Lab 9 : Cryptanalysis of the Vigenère cipher

0 Preliminaries

Download the following code to get started lab9.py.

To run doctests, add the following to the bottom of your file:

if (__name__ == '__main__'):
  import doctest
  doctest.testmod(optionflags= doctest.NORMALIZE_WHITESPACE)

1 Vigenère cipher

Here is a way to implement the Vigenère encryption and decryption functions. First, divide the text up column-wise, with the number of columns being the length of the key. Second, encrypt (or decrypt) the ith column using the ith letter of the keyword using the additive cipher. Third, interleave the columns back into a single string.

Exercise 1 Implement the Vigenère encryption function. Use every_nth to get the columns, additive_encrypt to encrypt each column, and zip_uneven to interleave the encrypted columns.

def encrypt(s, k):
    """
    >>> encrypt('ONAPLANETHEPLANEISDUE', 'MILK')
    'AVLZXIYOFPPZXIYOUAOEQ'

    """

Exercise 2 Write a function which “inverts” a keyword: that is, it should return a keyword each of whose letters is the additive inverse of the corresponding letter in the input keyword.

def invert_key(k):
    """
    >>> invert_key('MILK')
    'OSPQ'

    """

Exercise 3 Implement the Vigenère decryption function.

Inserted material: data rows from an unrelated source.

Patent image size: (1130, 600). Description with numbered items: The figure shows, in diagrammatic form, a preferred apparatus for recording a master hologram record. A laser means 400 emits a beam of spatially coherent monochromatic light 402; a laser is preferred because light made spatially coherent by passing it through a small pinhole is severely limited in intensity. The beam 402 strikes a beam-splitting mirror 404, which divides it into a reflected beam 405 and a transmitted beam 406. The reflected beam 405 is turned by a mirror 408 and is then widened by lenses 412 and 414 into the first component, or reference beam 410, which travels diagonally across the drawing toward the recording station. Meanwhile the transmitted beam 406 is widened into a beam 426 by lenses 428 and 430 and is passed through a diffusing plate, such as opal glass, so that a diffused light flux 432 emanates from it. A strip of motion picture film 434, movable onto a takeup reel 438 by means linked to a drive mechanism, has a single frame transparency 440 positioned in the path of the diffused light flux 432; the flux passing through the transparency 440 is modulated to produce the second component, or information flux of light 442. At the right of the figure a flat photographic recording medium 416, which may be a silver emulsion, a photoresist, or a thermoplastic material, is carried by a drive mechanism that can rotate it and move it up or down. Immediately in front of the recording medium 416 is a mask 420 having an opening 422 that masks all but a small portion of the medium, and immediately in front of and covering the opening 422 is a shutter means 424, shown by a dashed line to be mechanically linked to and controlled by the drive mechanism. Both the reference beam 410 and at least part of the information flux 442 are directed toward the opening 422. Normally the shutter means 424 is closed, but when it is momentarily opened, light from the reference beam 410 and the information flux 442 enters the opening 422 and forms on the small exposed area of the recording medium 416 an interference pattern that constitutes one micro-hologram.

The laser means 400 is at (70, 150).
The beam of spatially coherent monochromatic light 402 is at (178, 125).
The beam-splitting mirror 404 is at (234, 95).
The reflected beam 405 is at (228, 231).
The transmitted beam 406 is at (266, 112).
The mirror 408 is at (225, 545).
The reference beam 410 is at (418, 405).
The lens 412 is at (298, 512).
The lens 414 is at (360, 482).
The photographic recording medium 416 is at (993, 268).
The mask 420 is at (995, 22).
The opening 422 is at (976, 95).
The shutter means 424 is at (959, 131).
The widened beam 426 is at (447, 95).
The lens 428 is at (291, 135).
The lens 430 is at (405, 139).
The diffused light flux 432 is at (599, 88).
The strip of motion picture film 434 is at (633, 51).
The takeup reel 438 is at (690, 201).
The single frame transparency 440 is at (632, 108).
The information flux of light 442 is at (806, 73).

Use encrypt and invert_key.

def decrypt(s, k):
    """
    >>> decrypt('AVLZXIYOFPPZXIYOUAOEQ','MILK')
    'ONAPLANETHEPLANEISDUE'

    """

2 Guessing keys

Suppose you are given a ciphertext you know to be encrypted with Vigenère, and you have a hypothesis about what the key length is. One strategy would be to try to apply the letter frequency attack you would use against the additive cipher column-wise. So first divide up the ciphertext into n columns, where n is the conjectured key length. Second, determine the most frequent letters in each column and view the result as a single word. Third, guess the keyword by viewing this word as the encryption of a string of English letters of high probability (determined only by letter frequency): e.g., ‘EEEE’.

Exercise 4 Write a function which gives the highest frequency letters in each column. Use every_nth and letters_by_freq.

def column_top_freq(s, step):
   """
   >>> column_top_freq('AVLZXIYOFPPZXIYOUAOEQ', 4)
   ['X', 'I', 'Y', 'O']

   """

Exercise 5 Write a function which computes your guess of the key based on a given string of English letters. Use column_top_freqs and decrypt.

def guess_key(s, t):
    """
    >>> guess_key('AVLZXIYOFPPZXIYOUAOEQ', 'EEEE')
    'TEUK'

    """

Exercise 6 Encrypt frankenstein with a keyword of your choice (use prep_text first). See if you can recover it using this strategy (assuming you know the key length).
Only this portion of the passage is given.